Robin concluded that most rewarding press trips, for him, involved visits to remote destinations, or unique festivals. Among the more memorable sponsored trips were the Pushkar Camel Fair in the remote desert of Rajasthan, the King’s Barge Procession on Bangkok’s Chao Phraya River and the gruesome spectacle of Thaipusam, in Malaysia, where devotees spike their cheeks with steel rods. He remembered so well touring northern Pakistan, the Khyber Pass and almost inaccessible foothills of the Karakorums-a trip on which he was the only participant, with a Pathan guide who was well known in the region and could take him to places which might otherwise have been insecure for a foreign traveler.
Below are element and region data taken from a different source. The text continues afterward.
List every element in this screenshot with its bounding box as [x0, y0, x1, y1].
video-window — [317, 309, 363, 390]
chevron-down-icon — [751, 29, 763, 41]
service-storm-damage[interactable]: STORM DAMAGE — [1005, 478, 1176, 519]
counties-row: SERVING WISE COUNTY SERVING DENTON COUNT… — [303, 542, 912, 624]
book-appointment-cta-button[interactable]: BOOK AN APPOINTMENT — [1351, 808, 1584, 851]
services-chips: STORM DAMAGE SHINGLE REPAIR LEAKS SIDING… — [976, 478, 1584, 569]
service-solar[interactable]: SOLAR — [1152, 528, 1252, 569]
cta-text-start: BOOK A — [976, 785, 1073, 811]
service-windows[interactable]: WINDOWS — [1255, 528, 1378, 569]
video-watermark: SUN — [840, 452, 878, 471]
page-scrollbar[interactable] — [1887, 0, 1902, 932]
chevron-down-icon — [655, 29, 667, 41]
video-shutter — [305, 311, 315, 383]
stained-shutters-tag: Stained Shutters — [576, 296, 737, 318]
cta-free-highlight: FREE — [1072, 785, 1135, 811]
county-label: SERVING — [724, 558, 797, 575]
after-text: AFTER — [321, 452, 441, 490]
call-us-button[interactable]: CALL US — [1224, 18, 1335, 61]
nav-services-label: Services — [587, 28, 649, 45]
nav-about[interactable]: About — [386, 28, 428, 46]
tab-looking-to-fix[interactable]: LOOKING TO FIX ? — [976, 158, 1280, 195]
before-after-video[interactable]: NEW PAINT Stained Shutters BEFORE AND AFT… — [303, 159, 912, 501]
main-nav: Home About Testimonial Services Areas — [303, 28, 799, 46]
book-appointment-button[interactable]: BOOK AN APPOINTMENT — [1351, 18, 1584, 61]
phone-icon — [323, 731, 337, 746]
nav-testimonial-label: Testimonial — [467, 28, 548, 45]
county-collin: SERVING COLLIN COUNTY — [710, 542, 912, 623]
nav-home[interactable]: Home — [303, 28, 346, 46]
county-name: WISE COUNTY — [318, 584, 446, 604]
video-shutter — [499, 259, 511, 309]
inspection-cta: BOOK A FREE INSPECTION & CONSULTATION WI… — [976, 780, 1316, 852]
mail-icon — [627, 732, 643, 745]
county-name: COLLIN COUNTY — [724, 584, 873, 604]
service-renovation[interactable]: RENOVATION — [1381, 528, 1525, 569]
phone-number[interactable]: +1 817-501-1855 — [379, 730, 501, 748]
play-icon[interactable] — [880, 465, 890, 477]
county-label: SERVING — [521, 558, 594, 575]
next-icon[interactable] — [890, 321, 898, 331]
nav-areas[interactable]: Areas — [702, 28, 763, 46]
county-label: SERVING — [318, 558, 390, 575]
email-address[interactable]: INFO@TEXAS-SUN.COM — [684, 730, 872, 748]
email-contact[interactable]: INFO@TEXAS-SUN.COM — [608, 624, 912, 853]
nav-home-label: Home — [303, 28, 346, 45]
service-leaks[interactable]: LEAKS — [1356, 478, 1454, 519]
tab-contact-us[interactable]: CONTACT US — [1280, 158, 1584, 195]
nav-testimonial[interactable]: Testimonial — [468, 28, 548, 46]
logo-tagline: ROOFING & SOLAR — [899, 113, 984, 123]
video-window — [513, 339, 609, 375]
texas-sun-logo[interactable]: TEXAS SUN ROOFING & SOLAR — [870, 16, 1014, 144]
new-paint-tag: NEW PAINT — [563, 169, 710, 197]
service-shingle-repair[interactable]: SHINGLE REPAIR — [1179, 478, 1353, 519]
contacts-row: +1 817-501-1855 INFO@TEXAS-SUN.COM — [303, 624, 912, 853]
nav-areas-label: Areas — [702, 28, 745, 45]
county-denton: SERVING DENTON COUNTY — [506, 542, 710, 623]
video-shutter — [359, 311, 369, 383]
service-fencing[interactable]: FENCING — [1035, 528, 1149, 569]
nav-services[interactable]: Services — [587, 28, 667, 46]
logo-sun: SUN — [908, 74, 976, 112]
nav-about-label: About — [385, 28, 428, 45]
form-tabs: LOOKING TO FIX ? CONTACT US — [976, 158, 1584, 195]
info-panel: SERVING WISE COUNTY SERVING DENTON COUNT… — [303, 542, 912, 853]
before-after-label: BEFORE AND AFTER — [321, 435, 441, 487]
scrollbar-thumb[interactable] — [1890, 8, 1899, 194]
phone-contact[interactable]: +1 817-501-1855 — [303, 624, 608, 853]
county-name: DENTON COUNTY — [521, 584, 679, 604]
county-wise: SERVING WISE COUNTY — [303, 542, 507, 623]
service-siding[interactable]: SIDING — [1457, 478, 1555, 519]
Robin made several sponsored cruises aboard the four-mast barquentines Star Flyer and Star Clipper and sailed among the Greek Islands, around the Mediterranean and to remote islands of the Andaman Sea. He is a good example of what makes one travel writer stand out from the next. One voyage he remembers in particular, a sea journey aboard Royal Clipper, the largest sailing ship ever built, in which he sailed from Tower Bridge on London’s River Thames down through the Bay of Biscay to Cannes. But it wasn’t a cruise. It was a ten-day pre-delivery voyage shared with some 600 workers who frantically had to get the ship finished for her inaugural Mediterranean cruises with paying passengers. As the only writer aboard Robin was able to sell several stories including a ten-page feature published in a leading yachting magazine. Robin admitted he felt that he was following in the keel wakes of so many great sea heroes: Drake, Raleigh, Anson, Nelson, Cook and the rest who had sailed before him down London’s river to create and protect an empire. The rout included such historic locations, the English Channel Ushant, Cape Trafalgar, Gibraltar, all famed in naval history. “You do not have to be a romantic to be a travel writer,” Robin wrote, “but a strong imagination does help. As a travel correspondent for Thai Airways, I worked closely with Robin over the years, beginning in the late 1960s when he was working as a public relations consultant with the airline. His job required him to organize press trips among them to then still unspoiled Bali and Nepal which the airline was just opening up for tourism. “They were great trip”, he said. “All the writers were enthusiastic and productive for Thai Airways as sponsor, gaining massive editorial coverage worldwide. We also arranged several tours to India and took Thai cultural and fashion groups around European cities.”